Each of the seven received a punitive letter of reprimand- which generally prevents individuals from being promoted- and a partial forfeiture of pay for two months.

The deputy commander of Naval Special Warfare Command, Rear Admiral Garry Bonelli, issued a statement acknowledging that nonjudicial punishments had been handed out for misconduct, but he did not offer any details.

‘We do not tolerate deviations from the policies that govern who we are and what we do as sailors in the United States Navy,’ Bonelli said. He alluded to the importance of honoring nondisclosure agreements that SEALs sign.

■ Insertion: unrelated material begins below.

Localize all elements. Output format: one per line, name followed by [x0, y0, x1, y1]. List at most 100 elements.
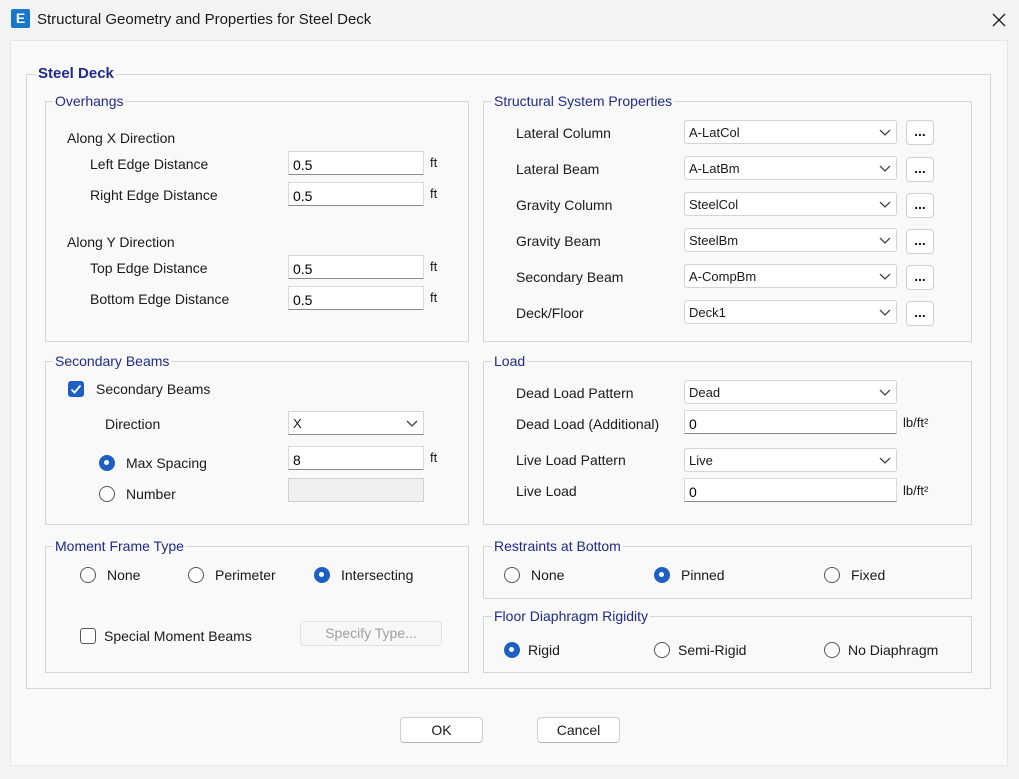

He said the punishments this week ‘send a clear message throughout our force that we are and will be held to a high standard of accountability.’ The two main complaints against the SEALs were that they did not seek the permission of their command to take part in the video project and that they showed the video designers some of their specially designed combat equipment unique to their unit, said a senior military official. SEALs, including some of those involved in the bin Laden raid of May 2011, have been uncharacteristically prominent in the news this year.

Matt Bissonnette, who participated in the raid in Abbottabad, Pakistan, but later retired from the SEALs, wrote a firsthand account under the pseudonym Mark Owen, but he landed in hot water with the Pentagon even before it was published in September.

The Pentagon accused him of disclosing classified information in violation of the nondisclosure agreements he had signed as a SEAL. He disputes the charge.